Find previous reflections from Sr. Joan Brown.
Find out more about the religious voice in Copenhagen.
COP 15, Saturday, December 19, 9 am
The news came through a recorded message of President Obama last night around 11 that COP 15 negotiations had ended. After a breakdown, once again earlier in the day, a conclusion had been reached. A paper, not a binding agreement had been produced with the hopes that a binding agreement could be reached in 2010. The paper allows for emissions reductions to remain within a 2 degree temperature rise, nationally appropriate action plans in an appendix to the paper, a mechanism for international climate financing and transparency with regard to international comittments.
A legally binding agreement will be very hard to negotiate in the future because there are so many views and realities of climate change, President Obama noted. It is no longer debatable that there is climate change and the issue is being dictated by science which requires stronger steps into the future, he also stated.
Given the corporate and political challenge in the US and the fact that no legislation has passed, perhaps it was too much to hope for a stronger outcome at COP 15. Unlike the rest of the world, it is also the reality that some do not believe climate change exists. If we are to move forward, perhaps it is by promoting the positive care of the future with energy efficiency, solar, wind, conservation and love of the beauty and the children of the planet.
As the fireworks sounded outside my window at midnight, marking the end of COP 15 there were no visions of sugar plums dancing in my head. Rather, there are many reflections moving within me on this winter solstice eve in this cold northland where sun rises at about 9 am and sets at about 3 pm.
We are still in the night, waiting for the light. In Christian tradition this is the Advent time of waiting with hope into an incarnation of love and life. Some other religious traditions might speak of it as a time waiting for a new consciousness that some expected might be birthed at this historic meeting. Never before have so many diverse nations and peoples gathered together in one place to sing, dance, speak, negotiate, demonstrate and plead for the cause of survival and life.
I consider myself a hopeful realist. Yesterday, I was very disheartened. Today, I am a disheartened, hopeful and ready to act human being standing with brothers and sisters of New Mexico and all who dwell with Mother Earth. We have much work to do. We have many prayers and meditations to be faithful to. We have hearts that must continue to long for the birthing of Love, Compassion and Action for Life.
Today, I am glad that I do not go to Bella Center. How could I look into the beautiful faces of the island peoples, the indigenous peoples, the people of Africa and other developing countries who came at great financial and heart expense to be courageous and speak at this conference only to leave knowing that their nations may soon be drowned in 2 degree temperature standards of rising water or to face more drought and hunger. As someone from one of the African nations said, for the developed world it is about keeping 3 meals a day, for us we would like to have three meals a day.
It was interesting that President Obama made the announcement of the decisions rather than Ban Ki Moon or another leader representing the UN. In the Denmark paper today, it is the picture of our President that I see with headlines that say this was a meltdown meeting. Great moral and ethical responsibility comes with being a nation that considers itself a leader. Are we leading? Can we lead? Leaders listen and somehow are able to collect the voices and the common good into an earthen bowl that can be filled with actions and sustenance for the common good.
For me, perhaps the most amazing reality of this incredible meeting was the gathering of civil society sharing meals, listening to stories, and working for life. These bonds cannot be denied. The truths spoken are recorded in the hearts and minds of all on the planet (even the water, plants and creatures were listening and witnessing.)

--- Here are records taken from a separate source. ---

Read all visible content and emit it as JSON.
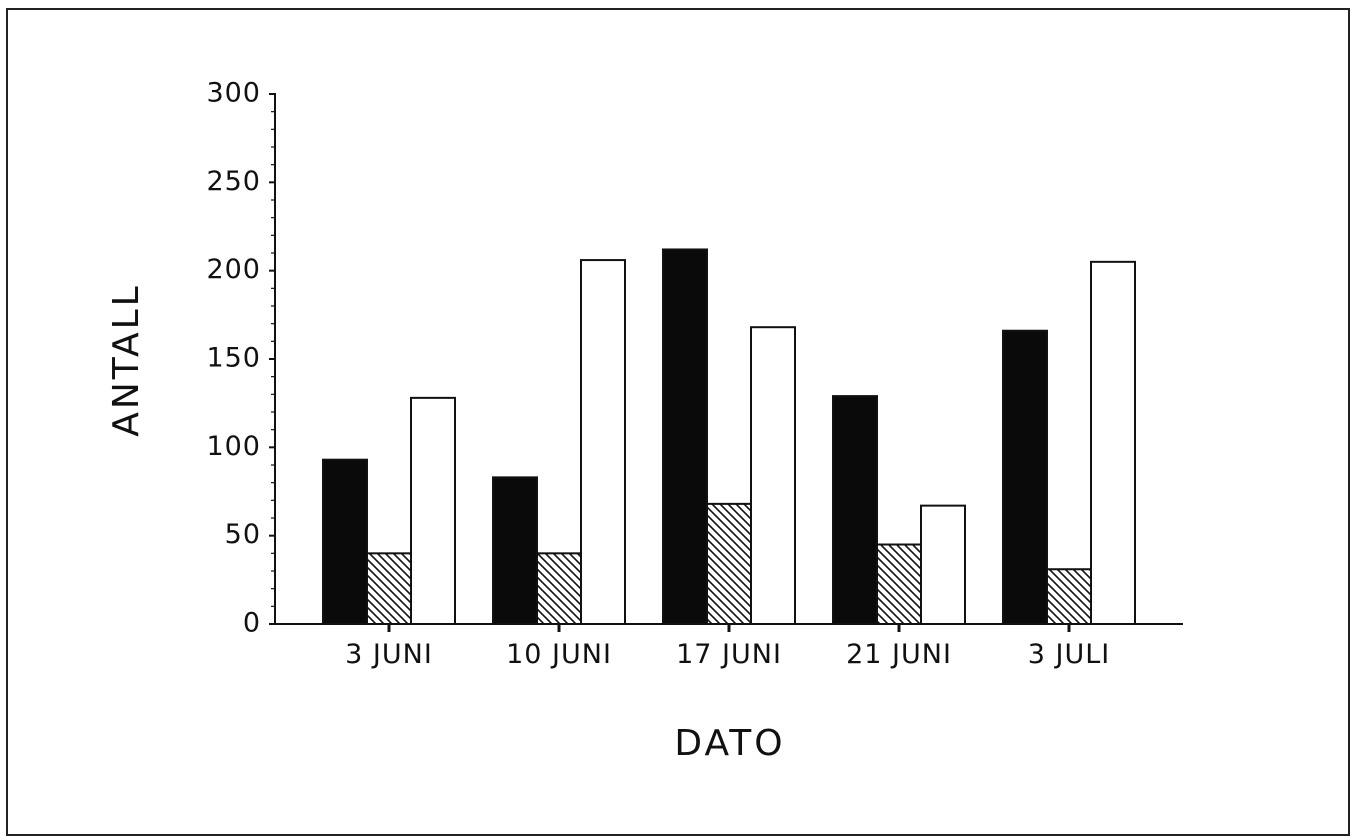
{
  "chart_data": {
    "type": "bar",
    "xlabel": "DATO",
    "ylabel": "ANTALL",
    "categories": [
      "3 JUNI",
      "10 JUNI",
      "17 JUNI",
      "21 JUNI",
      "3 JULI"
    ],
    "series": [
      {
        "fill": "solid-black",
        "values": [
          93,
          83,
          212,
          129,
          166
        ]
      },
      {
        "fill": "diagonal-hatch",
        "values": [
          40,
          40,
          68,
          45,
          31
        ]
      },
      {
        "fill": "white",
        "values": [
          128,
          206,
          168,
          67,
          205
        ]
      }
    ],
    "ylim": [
      0,
      300
    ],
    "yticks": [
      0,
      50,
      100,
      150,
      200,
      250,
      300
    ],
    "grid": false,
    "legend": "none"
  }
}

We have much work to do. Our work does not come out of drudgery, but hope and love and faith. Each time that Ban Ki Moon addressed the assembly he noted the religious leaders present in the civil society. Perhaps our role in addressing climate justice and justice for Mother Earth is more important than we have recognized to this moment.
Nearly a week ago I met the dancing, singing Danish youth in the town square who told me they had to dance and sing amidst the climate change concerns because they are humans and not robots. May we live and act out of our humaness this day into a solstice dawning.